Molecular Calculations of Diatomic Oxygen, Formaldehyde, and Benzaldehyde

    Molecules will be in the geometry that have the lowest energy.  These geometries can be calculated using advanced computer modeling programs.  "GAMESS" is one such program.  In GAMESS, there are options to perform calculations as MOPAC or ab initio.  MOPAC calculations are based off semi empirical calculations of electron overlap intergrals needed to calculate the Hamiltonian. Ab initio calculations are based off intergral calculations.  Ab initio calculations are more in depth and often yield more accurate calculations.  One draw back of ab initio calculations is that they often strain the computer in which the calculations are being made.  This slows down the computer and often takes several hours to complete. 
    After the optimized geometries of molecules have been obtained, other computer programs can be used to model other aspects of the molecules.  The HOMO, vibrational data, and the potential of bond stretching can all be modeled from various programs.  These calculations can then be related to scientifically accepted values.  Often times, the calculated values are similar to the accepted values.  This makes sense considering these values are often calculated using computer programs.  The reason for the discrepencies between the accepted values and the calculated values is often due to the depth of calculations performed.  At times, there are large differences between the calculated and accepted values.  
In conclusion, the calculations made by this software were very useful in determing the probable shape of the molecules, electromagnetic configurations, and visualizing sub shells. The calculations for the molecular geometries, bond angles and lengths, agreed reasonably well with those that are scientifically accepted.
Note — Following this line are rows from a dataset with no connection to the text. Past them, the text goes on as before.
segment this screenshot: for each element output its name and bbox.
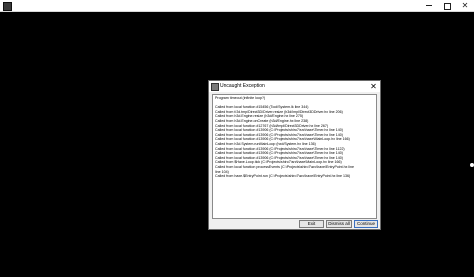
dialog-button-row: Exit Dismiss all Continue [209, 220, 380, 230]
dialog-title: Uncaught Exception [220, 83, 265, 89]
maximize-icon[interactable] [438, 0, 456, 11]
dialog-close-icon[interactable]: ✕ [368, 81, 379, 92]
message-line: Called from local function processEvents… [215, 164, 355, 169]
minimize-icon[interactable] [420, 0, 438, 11]
dialog-titlebar: Uncaught Exception ✕ [209, 81, 380, 92]
message-line: Called from haxe.$EntryPoint.run (C:\Pro… [215, 174, 351, 179]
close-icon[interactable]: ✕ [456, 0, 474, 11]
uncaught-exception-dialog: Uncaught Exception ✕ Program timeout (in… [208, 80, 381, 230]
continue-button[interactable]: Continue [354, 220, 378, 228]
dismiss-all-button[interactable]: Dismiss all [326, 220, 352, 228]
exit-button[interactable]: Exit [299, 220, 324, 228]
dialog-app-icon [211, 83, 219, 91]
app-icon [3, 2, 12, 11]
window-titlebar: ✕ [0, 0, 474, 12]
cursor-marker [470, 163, 474, 167]
exception-message-box[interactable]: Program timeout (infinite loop?) Called f… [212, 94, 377, 219]
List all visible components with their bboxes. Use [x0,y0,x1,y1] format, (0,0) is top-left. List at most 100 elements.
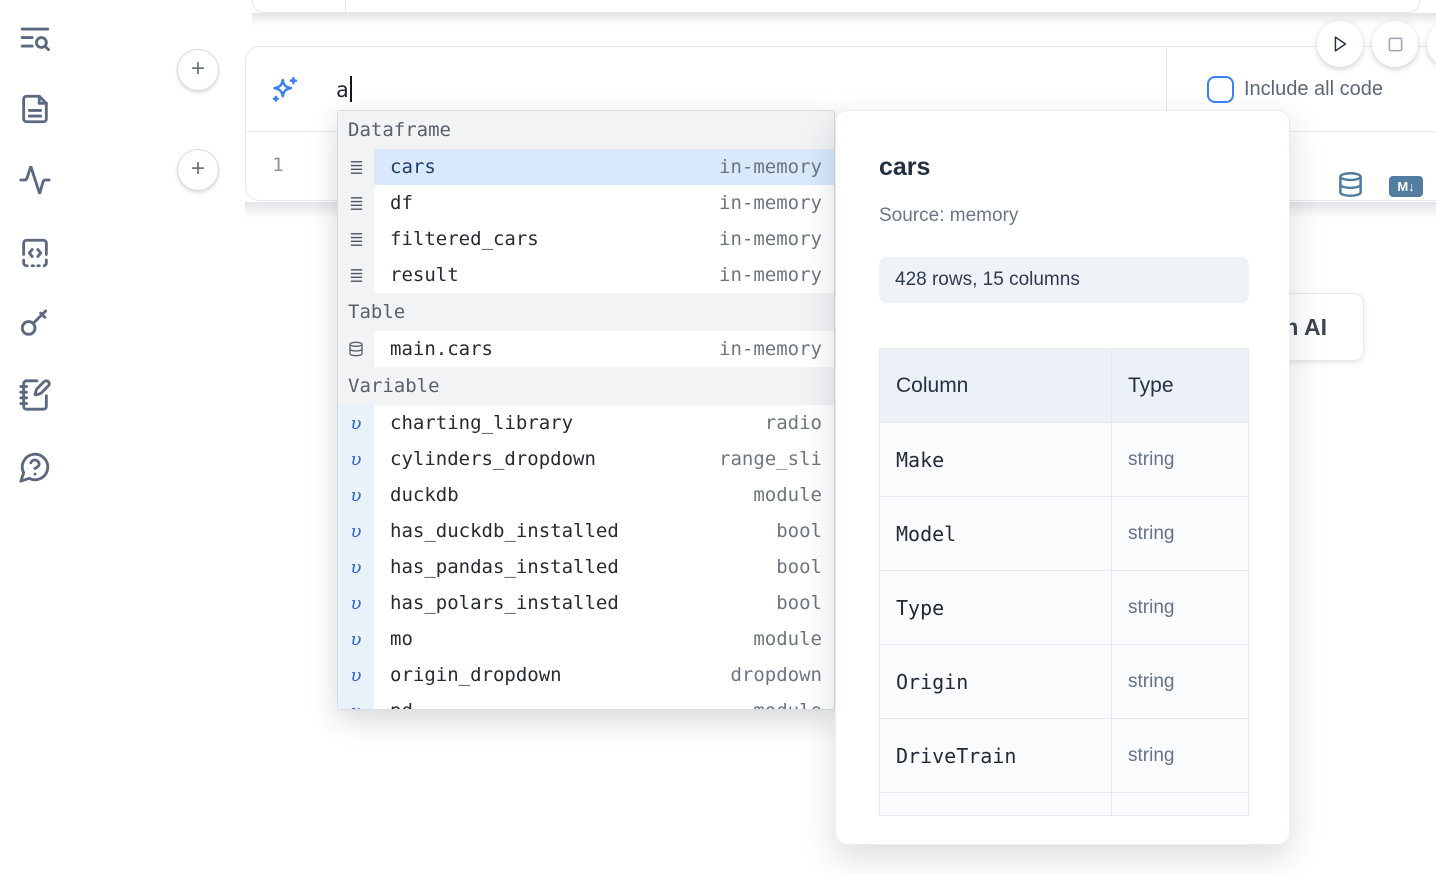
preview-shape-badge: 428 rows, 15 columns [879,257,1249,303]
column-type: string [1128,597,1174,619]
schema-row: Model string [880,497,1248,571]
item-type: module [753,484,822,506]
ai-sparkles-icon [269,75,299,105]
column-name: Model [896,522,956,546]
item-type: in-memory [719,192,822,214]
autocomplete-section-variable: Variable [338,367,834,405]
play-icon [1329,33,1351,55]
variable-icon: υ [338,513,374,549]
include-all-code-checkbox[interactable] [1207,76,1234,103]
sidebar [0,0,72,874]
code-snippet-icon[interactable] [18,236,54,272]
preview-title: cars [879,153,930,182]
include-all-code-label[interactable]: Include all code [1244,78,1383,101]
schema-header-row: Column Type [880,349,1248,423]
ai-prompt-value: a [336,78,349,102]
preview-schema-table: Column Type Makestring Model string Type str… [879,348,1249,816]
item-type: bool [776,556,822,578]
dataframe-preview-popup: cars Source: memory 428 rows, 15 columns… [835,110,1290,845]
schema-row: DriveTrain string [880,719,1248,793]
item-name: main.cars [390,338,493,360]
variable-icon: υ [338,621,374,657]
previous-cell-gutter-divider [345,0,346,13]
item-name: origin_dropdown [390,664,562,686]
item-name: has_duckdb_installed [390,520,619,542]
variable-icon: υ [338,657,374,693]
stop-button[interactable] [1372,21,1418,67]
schema-header-type: Type [1112,349,1248,422]
column-type: string [1128,523,1174,545]
item-name: df [390,192,413,214]
preview-source: Source: memory [879,205,1018,227]
database-connection-icon[interactable] [1337,171,1364,198]
item-type: bool [776,520,822,542]
previous-cell [252,0,1420,13]
item-type: in-memory [719,228,822,250]
item-name: charting_library [390,412,573,434]
item-type: module [753,628,822,650]
autocomplete-item-cylinders_dropdown[interactable]: υcylinders_dropdownrange_sli [338,441,834,477]
variable-icon: υ [338,405,374,441]
autocomplete-item-has_duckdb_installed[interactable]: υ has_duckdb_installed bool [338,513,834,549]
autocomplete-item-duckdb[interactable]: υduckdb module [338,477,834,513]
schema-row: Type string [880,571,1248,645]
variable-icon: υ [338,477,374,513]
item-name: has_pandas_installed [390,556,619,578]
autocomplete-item-filtered_cars[interactable]: filtered_cars in-memory [338,221,834,257]
autocomplete-item-main.cars[interactable]: main.carsin-memory [338,331,834,367]
column-type: string [1128,671,1174,693]
notebook-pen-icon[interactable] [18,378,54,414]
item-name: mo [390,628,413,650]
column-name: Type [896,596,944,620]
text-cursor [350,76,352,102]
item-type: module [753,700,822,710]
autocomplete-dropdown[interactable]: Dataframecarsin-memorydfin-memoryfiltere… [337,110,835,710]
dataframe-rows-icon [338,185,374,221]
schema-row [880,793,1248,816]
activity-icon[interactable] [18,163,54,199]
item-name: duckdb [390,484,459,506]
column-type: string [1128,745,1174,767]
run-cell-button[interactable] [1317,21,1363,67]
autocomplete-item-has_pandas_installed[interactable]: υ has_pandas_installed bool [338,549,834,585]
item-type: bool [776,592,822,614]
variable-icon: υ [338,549,374,585]
item-name: result [390,264,459,286]
column-type: string [1128,449,1174,471]
markdown-icon[interactable]: M↓ [1389,176,1423,197]
item-type: in-memory [719,156,822,178]
ai-prompt-input[interactable]: a [336,76,352,102]
list-search-icon[interactable] [18,22,54,58]
autocomplete-item-has_polars_installed[interactable]: υhas_polars_installedbool [338,585,834,621]
stop-icon [1385,34,1406,55]
help-circle-icon[interactable] [18,450,54,486]
autocomplete-item-cars[interactable]: cars in-memory [338,149,834,185]
autocomplete-item-result[interactable]: result in-memory [338,257,834,293]
add-cell-below-button[interactable]: + [177,149,219,191]
schema-header-column: Column [880,349,1112,422]
previous-cell-shadow [252,13,1436,26]
autocomplete-item-pd[interactable]: υ pd module [338,693,834,710]
item-name: has_polars_installed [390,592,619,614]
autocomplete-section-table: Table [338,293,834,331]
key-icon[interactable] [18,306,54,342]
schema-row: Makestring [880,423,1248,497]
autocomplete-item-origin_dropdown[interactable]: υ origin_dropdown dropdown [338,657,834,693]
file-text-icon[interactable] [18,92,54,128]
item-name: cars [390,156,436,178]
dataframe-rows-icon [338,221,374,257]
autocomplete-item-charting_library[interactable]: υcharting_libraryradio [338,405,834,441]
item-name: pd [390,700,413,710]
column-name: DriveTrain [896,744,1016,768]
item-type: in-memory [719,264,822,286]
item-name: filtered_cars [390,228,539,250]
autocomplete-item-df[interactable]: df in-memory [338,185,834,221]
item-type: dropdown [730,664,822,686]
variable-icon: υ [338,693,374,710]
dataframe-rows-icon [338,149,374,185]
schema-row: Originstring [880,645,1248,719]
autocomplete-item-mo[interactable]: υmo module [338,621,834,657]
item-name: cylinders_dropdown [390,448,596,470]
line-number: 1 [256,154,300,176]
add-cell-above-button[interactable]: + [177,49,219,91]
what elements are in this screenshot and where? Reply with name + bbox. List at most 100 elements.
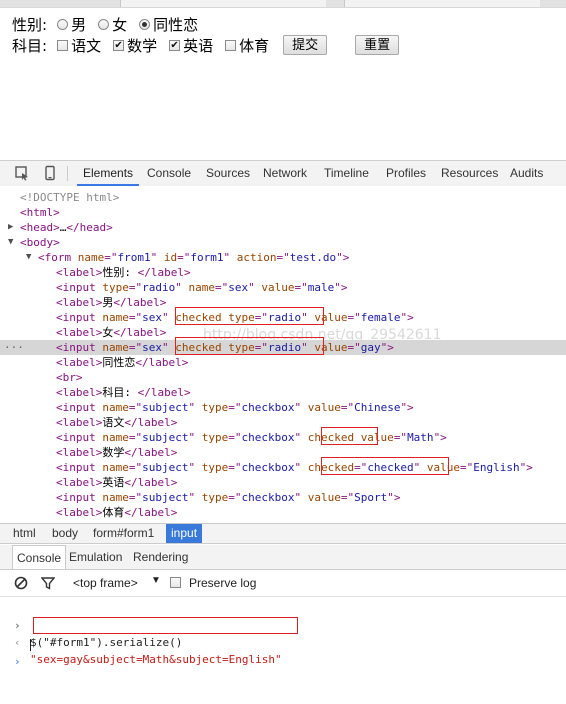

The vibrational frequencies calculated provided another look into the workings of various molecules.  The calculated vibrational frequencies could then be related to actual vibrations seen on IR spectra.  The "GAMESS" software provided a good starting location.  Even through the software gave a good starting spot for calculations, more precise calculations could be performed to better the results.  The bright spot of using this software was the very good geometries that were obtained.  Even tough these geometries were not completely accurate, they work for most analysis.  As molecules become more complex, drawbacks of this software begin to appear.  This software does would not handle comlex molecules well.  Calcuations for large molecules would take days or even weeks to complete.  The error associated with complex molecules would be large.  This software works by guessing at the geometries of the molecules.  An error in one geometry would lead to a bigger error in the next geometry, because the previous geometry is used as a starting point for the next calculation.  Large molecules could also pose a problem for this software in terms of local energy minima.  Large molecules could have several geometries.  If the software became bogged down in the wrong geometry, the best geometry produced would be for the local minima and not the geometry with the lowest overal energy.